No final do ano passado, meu editor me pediu um texto para um especial do jornal, que sairia no inicinho de janeiro com perspectivas para o novo ano. Havia otimismo com a recuperação econômica e a vacinação.

Mandei o texto: 2021 vai ser pior. Não sabia, claro, da diabólica variante de Manaus, mas me preocupava com o fim do auxílio emergencial. Já a indiferença, a perda de coesão social, não davam pra ver de longe.
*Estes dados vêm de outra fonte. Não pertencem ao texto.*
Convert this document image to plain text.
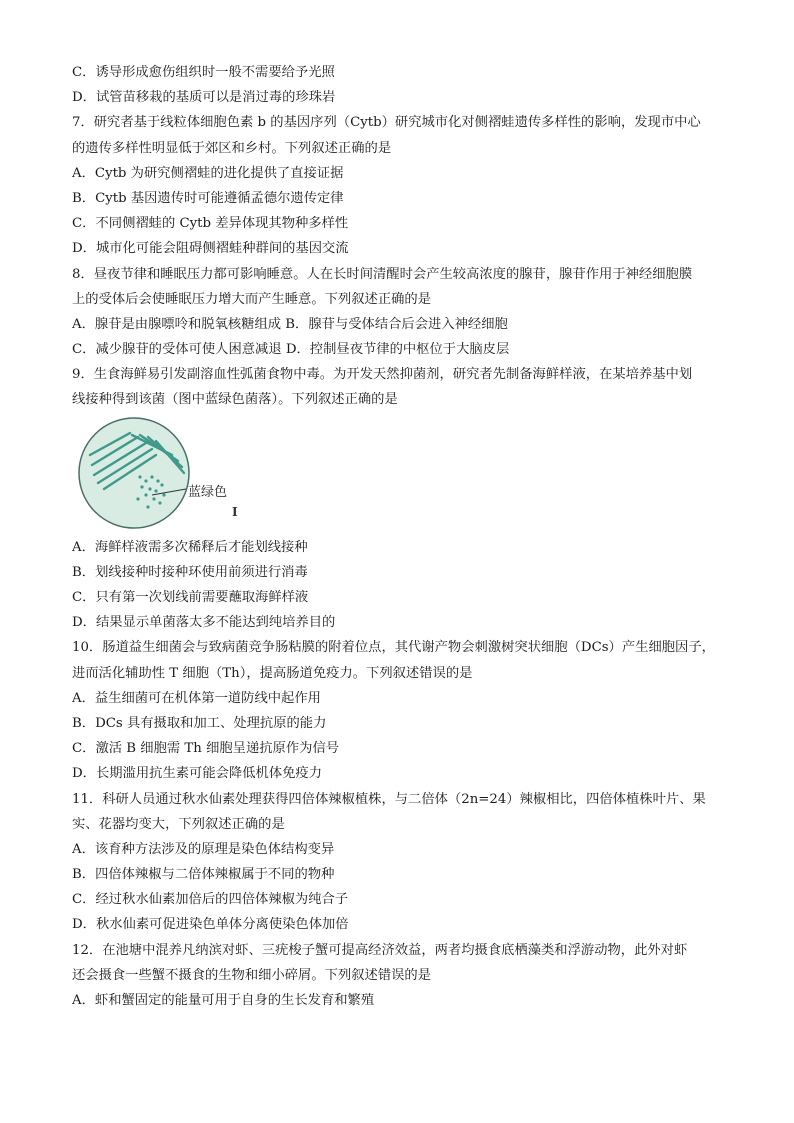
C．诱导形成愈伤组织时一般不需要给予光照
D．试管苗移栽的基质可以是消过毒的珍珠岩
7．研究者基于线粒体细胞色素 b 的基因序列（Cytb）研究城市化对侧褶蛙遗传多样性的影响，发现市中心
的遗传多样性明显低于郊区和乡村。下列叙述正确的是
A．Cytb 为研究侧褶蛙的进化提供了直接证据
B．Cytb 基因遗传时可能遵循孟德尔遗传定律
C．不同侧褶蛙的 Cytb 差异体现其物种多样性
D．城市化可能会阻碍侧褶蛙种群间的基因交流
8．昼夜节律和睡眠压力都可影响睡意。人在长时间清醒时会产生较高浓度的腺苷，腺苷作用于神经细胞膜
上的受体后会使睡眠压力增大而产生睡意。下列叙述正确的是
A．腺苷是由腺嘌呤和脱氧核糖组成 B．腺苷与受体结合后会进入神经细胞
C．减少腺苷的受体可使人困意减退 D．控制昼夜节律的中枢位于大脑皮层
9．生食海鲜易引发副溶血性弧菌食物中毒。为开发天然抑菌剂，研究者先制备海鲜样液，在某培养基中划
线接种得到该菌（图中蓝绿色菌落）。下列叙述正确的是
蓝绿色
I
A．海鲜样液需多次稀释后才能划线接种
B．划线接种时接种环使用前须进行消毒
C．只有第一次划线前需要蘸取海鲜样液
D．结果显示单菌落太多不能达到纯培养目的
10．肠道益生细菌会与致病菌竞争肠粘膜的附着位点，其代谢产物会刺激树突状细胞（DCs）产生细胞因子，
进而活化辅助性 T 细胞（Th），提高肠道免疫力。下列叙述错误的是
A．益生细菌可在机体第一道防线中起作用
B．DCs 具有摄取和加工、处理抗原的能力
C．激活 B 细胞需 Th 细胞呈递抗原作为信号
D．长期滥用抗生素可能会降低机体免疫力
11．科研人员通过秋水仙素处理获得四倍体辣椒植株，与二倍体（2n=24）辣椒相比，四倍体植株叶片、果
实、花器均变大，下列叙述正确的是
A．该育种方法涉及的原理是染色体结构变异
B．四倍体辣椒与二倍体辣椒属于不同的物种
C．经过秋水仙素加倍后的四倍体辣椒为纯合子
D．秋水仙素可促进染色单体分离使染色体加倍
12．在池塘中混养凡纳滨对虾、三疣梭子蟹可提高经济效益，两者均摄食底栖藻类和浮游动物，此外对虾
还会摄食一些蟹不摄食的生物和细小碎屑。下列叙述错误的是
A．虾和蟹固定的能量可用于自身的生长发育和繁殖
O sofrimento enorme de muitas famílias no País é evitável e no trilionário orçamento dos governos há espaço, embora falte disposição, para combater a fome. Naturalizaremos mães famintas na cadeia como naturalizamos com desfaçatez as vantagens dos ricos com o “não é ilegal”? 

Na recessão da Dilma, Rosângela Sibele tinha furtado desodorantes. Deveria ter aberto uma offshore.